Узнав от беглецов о произошедшем (русские источники сообщают, что в ставку хана прискакали два его сына «и учяли говорити: “Ты, государь, идешь к Москве, а нас, государь, московьские люди созади побили”…»), хан отрядил на помощь своему «сторожевому полку» 12 тыс. ногаев и татар{384}. С подходом подкреплений перевес оказался на стороне неприятеля, и теперь уже Хованскому и Хворостинину пришлось, как показалось татарам, поспешно отходить. Однако они заблуждались — русские за много десятилетий противостояния прекрасно освоили тактические приемы татар и не раз с успехом использовали их против них. Так получилось и в этот день. Пока ратники передового пола «мчяли» татарский арьергард до расположения главных сил неприятеля, М.И. Воротынский «с товарищи» вышел к Молодям и русские успели приготовиться к встрече незваных гостей. На вершине холма, у подножия которого находилось само село и протекала речка Рожайка, был поставлен “гуляй-город”[9], вокруг которого был выкопан ров, подготовлены позиции для наряда. Едва были закончены все приготовления, как на горизонте показались клубы пыли, из которых вылетели русские всадники, преследуемые разгоряченными татарами. Враг уже торжествовал победу, как вдруг отступавшие конные сотни передового полка, подскакав к холму, внезапно уклонились вправо. «И в те поры из-за гуляя князь Михаило Воротынской велел стрельцем ис пищалей стреляти по татарским полком, — писал летописец, — а пушкарем из большово снаряду изс пушек стреляти. И на том бою многих безчисленно нагайских и крымъских тотар побили…»{385}
Московский летописец сообщает интересную деталь схватки, не отраженную нигде больше: «…три тысечи стрельцов поставили от приходу за речкою за Рожаею, чтобы поддержати на пищалех. И царь послал нагаи 40 000 на полки, а велел столкнута. И русские полки одернулися обозом. И столь прутко прилезли, — которые стрельцы поставлены были за речкою, ни одному не дали выстрелить, всех побили»{386}. Сегодня сложно сказать, насколько точен был летописец, описывая спустя много лет схватку передового полка с татарами. Отметим лишь, что в размещении стрелков за ручьем у подножия холма нет ничего невозможного (за исключением их числа — летописец явно преувеличил его, и весьма существенно. Скорее всего, речь шла о 5 сотнях стрельцах, входивших в состав передового полка), равно как и в том, что ногаи, преследовавшие отступающие конные сотни детей боярских и «немцев» Фаренсбаха, атаковали стрельцов столь стремительно и неожиданно, что те не успели сделать дружного залпа, были засыпаны стрелами и порублены противником. Однако эта задержка в итоге дорого стоила татарам, попавшим под огонь стрелков и артиллерии из «гуляй-города» и обоза.

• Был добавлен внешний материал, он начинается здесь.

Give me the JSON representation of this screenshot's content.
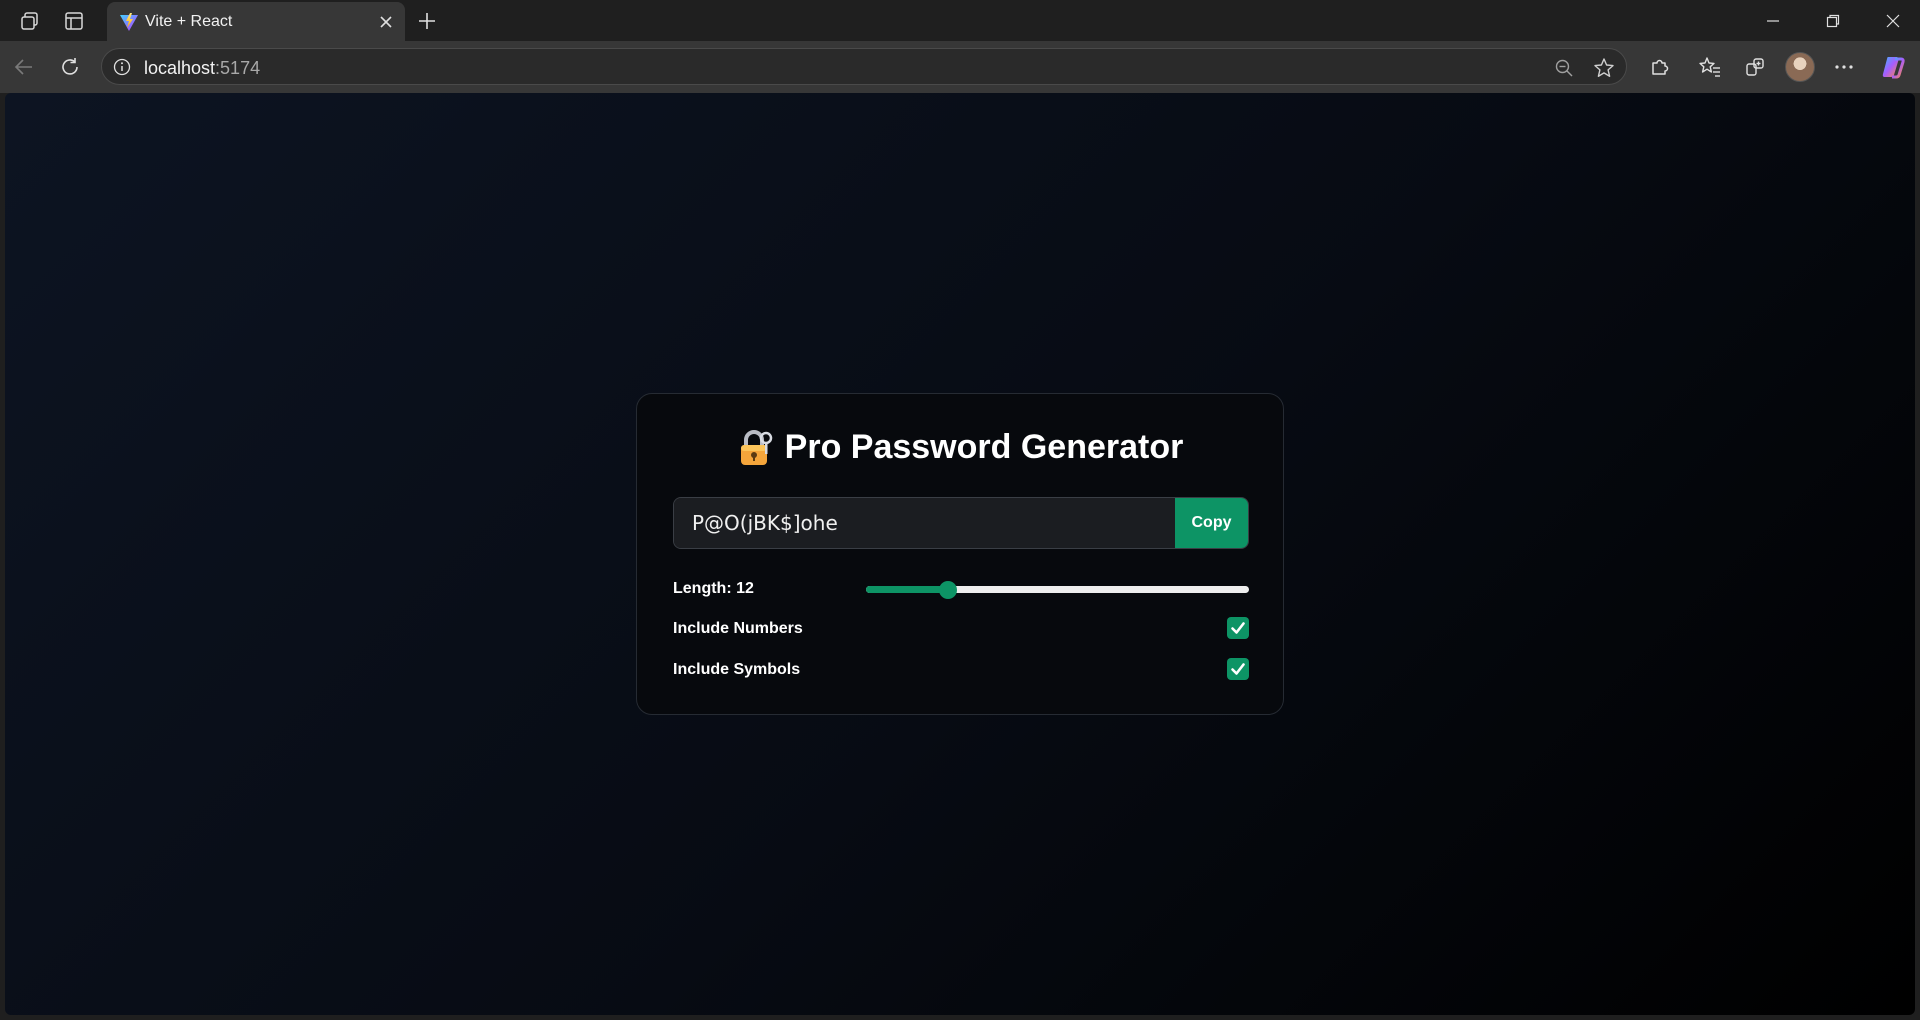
{
  "browser": {
    "tab": {
      "title": "Vite + React",
      "favicon": "vite-logo-icon"
    },
    "address_bar": {
      "host": "localhost",
      "port": ":5174"
    },
    "icons": {
      "workspaces": "workspaces-icon",
      "tab_actions": "tab-actions-icon",
      "close_tab": "close-icon",
      "new_tab": "plus-icon",
      "minimize": "minimize-icon",
      "restore": "restore-icon",
      "close_window": "close-icon",
      "back": "back-arrow-icon",
      "refresh": "refresh-icon",
      "site_info": "info-icon",
      "zoom": "zoom-out-icon",
      "favorite": "star-icon",
      "extensions": "puzzle-icon",
      "favorites": "favorites-icon",
      "collections": "collections-icon",
      "profile": "avatar",
      "more": "more-icon",
      "copilot": "copilot-icon"
    }
  },
  "app": {
    "title": "Pro Password Generator",
    "title_icon": "lock-icon",
    "password": "P@O(jBK$]ohe",
    "copy_label": "Copy",
    "length_label": "Length: 12",
    "length": {
      "value": 12,
      "min": 6,
      "max": 36
    },
    "include_numbers_label": "Include Numbers",
    "include_numbers": true,
    "include_symbols_label": "Include Symbols",
    "include_symbols": true,
    "colors": {
      "accent": "#0d9465",
      "card_bg": "#07090d",
      "page_bg": "#0d1422"
    }
  }
}
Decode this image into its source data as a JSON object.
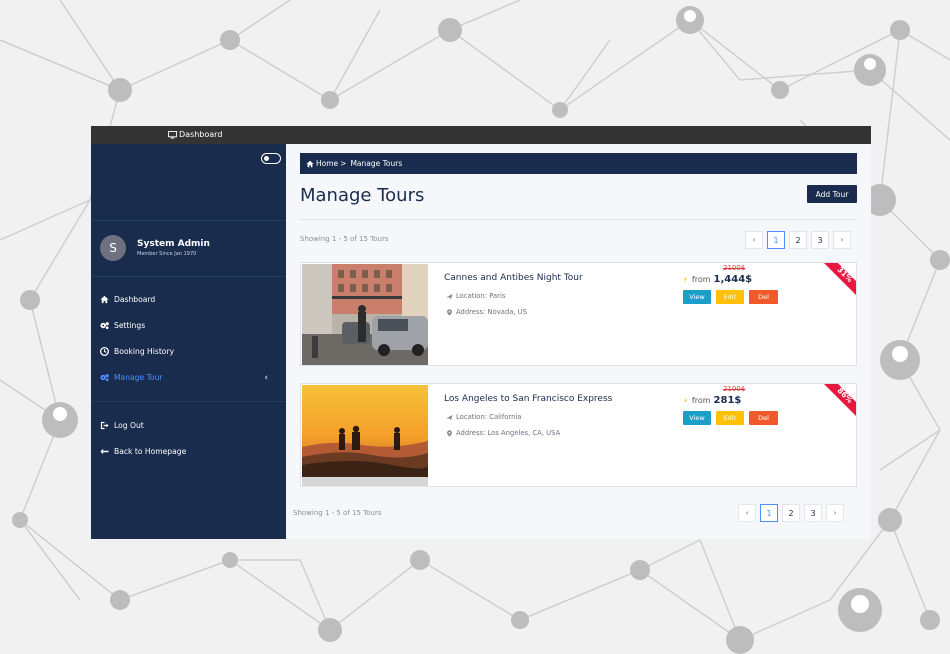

Свинцовый ливень остудил воинственный пыл татар, и они отхлынули назад, откатившись к своим главным силам. Воротынский рассчитал все верно — хан не рискнул и дальше двигаться к Москве, имея в тылу у себя всю русскую армию, остановился в «семи верстах» южнее Пахры, на болоте, и начал готовиться к решающему сражению. Относительно того, где застала хана весть о поражении своего арьергарда, в источниках нет согласия. Согласно «Повести…», Соловецкому летописцу и разрядным книгам, хан успел переправиться через Пахру, но после того, как русские обыграли его в первой после переправы схватке, «…на Москву не пошол да, перешед Похру сем верст, стал в болоте». В то же время московский летописец сообщает, что «царь» все же не дошел до Пахры. Для того чтобы разрешить эту загадку, обратимся к карте. Расстояние между Молодями и Пахрой в районе Подольска составляет примерно 20 км. Если хан успел до начала боя переправиться через Пахру, то выходит, что русский передовой полк и татарский «сторожевой полк» успели проделать по июльской жаре меньше чем за полдня, сражаясь, около 40 км. Это представляется невозможным, поэтому мы склоняемся к тому, чтобы принять свидетельство московского летописца о том, что хан с главными силами все-таки до Пахры не дошел. Кстати, А. Лызлов в своей «Истории…» отмечал, что после того, как русский передовой полк разгромил татарский арьергард, хан не решился и дальше следовать к Москве и «стал с воинством, не дошед реки Пахры за седмь верст…»{387}.